Si notre sentiment d’appartenance devient capable d’inclure notre microbiote, ne devrait-il pas avoir plus de facilité à inclure d’autres humains bipèdes, même si la couleur de peau n’est pas la même ? Ce n’est pas le cas à cause de la solidarité en mode Puzzle, avec des pièces qui s’accrochent au motif principal et d’autres non. Tandis qu’en mode Hiérarchie tous les humains sont intégrables, dans leurs étagères dédiées. L’étagère essentielle de la famille, avec son petit nombre d’éléments, a une importance en soi égale à celle de l’étagère Humanité, débordant d’une multitude d’inconnus. Elles ne sont pas concurrentielles. Ce sont deux étagères différentes et si elles entrent en conflit notre décision sera complexe, intégrant les deux et le contexte.

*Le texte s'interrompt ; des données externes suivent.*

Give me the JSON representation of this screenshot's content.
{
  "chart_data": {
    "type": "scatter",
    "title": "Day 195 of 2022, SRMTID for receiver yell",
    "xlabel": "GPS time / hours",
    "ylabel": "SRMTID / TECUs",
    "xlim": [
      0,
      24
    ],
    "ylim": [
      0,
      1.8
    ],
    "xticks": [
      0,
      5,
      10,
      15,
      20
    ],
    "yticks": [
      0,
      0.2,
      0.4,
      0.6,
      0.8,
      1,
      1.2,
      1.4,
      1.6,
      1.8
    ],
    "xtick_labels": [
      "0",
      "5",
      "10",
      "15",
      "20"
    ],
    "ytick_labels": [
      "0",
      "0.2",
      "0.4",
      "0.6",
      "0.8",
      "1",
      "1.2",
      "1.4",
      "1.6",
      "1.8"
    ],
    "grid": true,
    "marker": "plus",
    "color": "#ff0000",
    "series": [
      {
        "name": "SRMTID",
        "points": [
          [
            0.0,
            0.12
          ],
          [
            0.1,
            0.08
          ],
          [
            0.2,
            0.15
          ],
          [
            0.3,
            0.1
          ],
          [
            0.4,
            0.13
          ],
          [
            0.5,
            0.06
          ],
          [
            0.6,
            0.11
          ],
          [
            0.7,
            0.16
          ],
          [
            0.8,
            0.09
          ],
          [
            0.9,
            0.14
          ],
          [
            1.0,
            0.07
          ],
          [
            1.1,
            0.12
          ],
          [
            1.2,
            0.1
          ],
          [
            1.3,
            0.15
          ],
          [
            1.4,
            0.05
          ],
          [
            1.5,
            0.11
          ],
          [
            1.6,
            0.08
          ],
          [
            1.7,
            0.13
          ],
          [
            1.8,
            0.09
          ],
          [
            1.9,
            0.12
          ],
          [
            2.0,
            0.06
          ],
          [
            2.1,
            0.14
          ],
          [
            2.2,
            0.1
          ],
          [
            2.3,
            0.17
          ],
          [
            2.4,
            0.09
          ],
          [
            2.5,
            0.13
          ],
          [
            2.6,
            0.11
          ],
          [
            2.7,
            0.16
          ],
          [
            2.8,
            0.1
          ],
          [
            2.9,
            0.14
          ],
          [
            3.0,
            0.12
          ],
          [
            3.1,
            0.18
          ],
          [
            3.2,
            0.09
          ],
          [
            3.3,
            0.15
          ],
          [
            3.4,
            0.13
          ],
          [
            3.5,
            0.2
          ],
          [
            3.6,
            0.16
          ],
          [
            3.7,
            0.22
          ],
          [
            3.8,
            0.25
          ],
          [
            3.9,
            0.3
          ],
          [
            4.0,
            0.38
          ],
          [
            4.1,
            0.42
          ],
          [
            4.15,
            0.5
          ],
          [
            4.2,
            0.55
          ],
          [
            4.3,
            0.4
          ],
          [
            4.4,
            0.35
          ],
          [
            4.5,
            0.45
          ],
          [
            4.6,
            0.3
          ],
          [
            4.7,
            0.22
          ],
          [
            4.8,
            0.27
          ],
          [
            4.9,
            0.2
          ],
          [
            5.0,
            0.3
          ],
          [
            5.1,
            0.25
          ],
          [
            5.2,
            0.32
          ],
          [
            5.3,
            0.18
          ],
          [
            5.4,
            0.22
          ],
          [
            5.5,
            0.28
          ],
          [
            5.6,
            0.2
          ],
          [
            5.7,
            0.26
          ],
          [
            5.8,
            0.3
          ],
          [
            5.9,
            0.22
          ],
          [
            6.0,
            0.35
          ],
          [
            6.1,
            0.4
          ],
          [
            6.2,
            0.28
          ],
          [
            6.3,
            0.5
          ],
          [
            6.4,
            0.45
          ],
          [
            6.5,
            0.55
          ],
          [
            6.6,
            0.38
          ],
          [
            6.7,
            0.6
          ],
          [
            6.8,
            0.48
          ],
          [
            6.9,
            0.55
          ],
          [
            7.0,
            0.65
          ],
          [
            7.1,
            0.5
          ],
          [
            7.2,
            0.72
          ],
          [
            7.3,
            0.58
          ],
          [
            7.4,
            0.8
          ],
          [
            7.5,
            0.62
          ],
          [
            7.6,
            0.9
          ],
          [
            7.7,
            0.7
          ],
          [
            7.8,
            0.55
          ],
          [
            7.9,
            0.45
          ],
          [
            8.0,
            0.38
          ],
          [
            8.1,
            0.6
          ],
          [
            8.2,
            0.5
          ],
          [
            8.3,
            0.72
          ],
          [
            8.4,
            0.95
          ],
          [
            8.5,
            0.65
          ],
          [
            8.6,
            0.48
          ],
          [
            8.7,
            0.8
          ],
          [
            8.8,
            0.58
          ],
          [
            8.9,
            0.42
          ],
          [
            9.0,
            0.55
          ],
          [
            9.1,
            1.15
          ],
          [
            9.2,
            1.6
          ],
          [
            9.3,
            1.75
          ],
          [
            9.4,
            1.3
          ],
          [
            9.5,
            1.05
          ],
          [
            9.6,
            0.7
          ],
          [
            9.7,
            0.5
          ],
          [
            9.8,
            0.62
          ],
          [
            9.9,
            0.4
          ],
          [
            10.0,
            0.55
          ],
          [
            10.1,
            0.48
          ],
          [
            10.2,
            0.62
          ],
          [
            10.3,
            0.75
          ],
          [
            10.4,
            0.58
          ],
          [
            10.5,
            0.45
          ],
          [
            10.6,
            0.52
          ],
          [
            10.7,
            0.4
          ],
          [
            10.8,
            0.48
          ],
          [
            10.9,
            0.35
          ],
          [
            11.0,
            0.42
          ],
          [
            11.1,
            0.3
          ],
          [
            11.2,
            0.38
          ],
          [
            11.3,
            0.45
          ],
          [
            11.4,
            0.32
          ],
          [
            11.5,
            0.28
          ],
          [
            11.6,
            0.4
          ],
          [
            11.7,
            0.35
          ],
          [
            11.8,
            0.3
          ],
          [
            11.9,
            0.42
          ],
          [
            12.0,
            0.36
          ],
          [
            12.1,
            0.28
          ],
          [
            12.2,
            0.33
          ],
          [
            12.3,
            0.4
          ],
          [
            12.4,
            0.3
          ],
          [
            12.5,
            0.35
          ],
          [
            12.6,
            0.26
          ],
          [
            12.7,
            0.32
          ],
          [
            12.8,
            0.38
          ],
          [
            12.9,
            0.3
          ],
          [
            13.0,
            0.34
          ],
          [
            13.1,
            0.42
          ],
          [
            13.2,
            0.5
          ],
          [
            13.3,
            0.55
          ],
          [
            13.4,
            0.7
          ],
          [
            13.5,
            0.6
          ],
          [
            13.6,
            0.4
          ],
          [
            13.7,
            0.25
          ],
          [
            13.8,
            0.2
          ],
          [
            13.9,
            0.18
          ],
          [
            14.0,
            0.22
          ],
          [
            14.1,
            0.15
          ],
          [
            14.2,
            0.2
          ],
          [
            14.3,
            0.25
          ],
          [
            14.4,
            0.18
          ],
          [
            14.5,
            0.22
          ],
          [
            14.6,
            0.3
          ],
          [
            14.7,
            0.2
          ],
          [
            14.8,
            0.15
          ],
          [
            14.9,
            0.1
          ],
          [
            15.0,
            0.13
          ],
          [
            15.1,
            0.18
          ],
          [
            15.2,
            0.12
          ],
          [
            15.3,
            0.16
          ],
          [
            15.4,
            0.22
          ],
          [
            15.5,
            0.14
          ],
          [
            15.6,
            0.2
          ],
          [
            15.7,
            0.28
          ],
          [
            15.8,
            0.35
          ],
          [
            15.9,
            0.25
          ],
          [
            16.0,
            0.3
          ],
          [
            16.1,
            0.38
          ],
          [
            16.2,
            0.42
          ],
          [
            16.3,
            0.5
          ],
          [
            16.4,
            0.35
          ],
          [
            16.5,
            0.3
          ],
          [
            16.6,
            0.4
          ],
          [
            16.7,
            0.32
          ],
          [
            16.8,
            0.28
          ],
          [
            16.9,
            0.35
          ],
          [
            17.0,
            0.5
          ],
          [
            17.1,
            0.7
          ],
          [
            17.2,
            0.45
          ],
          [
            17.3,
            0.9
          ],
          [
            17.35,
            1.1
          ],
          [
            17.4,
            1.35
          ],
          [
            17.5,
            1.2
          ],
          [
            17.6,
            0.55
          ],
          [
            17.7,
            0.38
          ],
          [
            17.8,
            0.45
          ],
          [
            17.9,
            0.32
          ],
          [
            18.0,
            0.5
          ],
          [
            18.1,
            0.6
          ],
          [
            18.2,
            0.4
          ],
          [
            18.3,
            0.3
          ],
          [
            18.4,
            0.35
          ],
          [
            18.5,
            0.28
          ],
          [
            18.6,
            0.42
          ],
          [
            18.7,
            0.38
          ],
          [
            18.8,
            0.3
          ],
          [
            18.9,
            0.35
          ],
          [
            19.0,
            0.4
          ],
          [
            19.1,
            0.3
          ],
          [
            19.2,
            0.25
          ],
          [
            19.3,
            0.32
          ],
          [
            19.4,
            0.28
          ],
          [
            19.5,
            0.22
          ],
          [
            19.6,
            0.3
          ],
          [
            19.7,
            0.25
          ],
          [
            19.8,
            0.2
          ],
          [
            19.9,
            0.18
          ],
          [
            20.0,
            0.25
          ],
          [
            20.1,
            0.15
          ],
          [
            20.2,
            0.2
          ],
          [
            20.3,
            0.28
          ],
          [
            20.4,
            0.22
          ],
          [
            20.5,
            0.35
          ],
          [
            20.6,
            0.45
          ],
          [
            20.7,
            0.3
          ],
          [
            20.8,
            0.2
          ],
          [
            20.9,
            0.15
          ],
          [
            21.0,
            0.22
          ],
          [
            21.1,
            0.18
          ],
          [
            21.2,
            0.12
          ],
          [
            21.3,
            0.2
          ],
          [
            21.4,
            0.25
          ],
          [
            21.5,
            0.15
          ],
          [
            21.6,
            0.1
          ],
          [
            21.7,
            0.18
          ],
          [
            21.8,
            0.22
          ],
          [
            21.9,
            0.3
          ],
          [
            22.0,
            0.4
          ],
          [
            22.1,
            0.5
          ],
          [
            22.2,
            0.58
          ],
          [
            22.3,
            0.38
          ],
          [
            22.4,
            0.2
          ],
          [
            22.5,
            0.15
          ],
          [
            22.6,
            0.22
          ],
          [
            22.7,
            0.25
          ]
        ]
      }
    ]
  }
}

Une forte personnalité ne fait que cela, gérer des conflits, les résoudre d’une manière sans cesse améliorée. Vous vous êtes débarrassé des conflits ? On vous dit gentiment que c’est de la sagesse mais vous êtes en réalité dans l’antichambre de la mort. Une forte personnalité ne vieillit pas, ne meurt jamais complètement. Elle se perpétue dans l’esprit des autres.
T fort, D fort parce qu’il est hiérarchisé et vous permet d’inclure le monde entier. Pour un conflit TD perpétuel et agité. Bonne tempête à vous, ma chérie, mes enfants, mes amis, mes microbes aussi…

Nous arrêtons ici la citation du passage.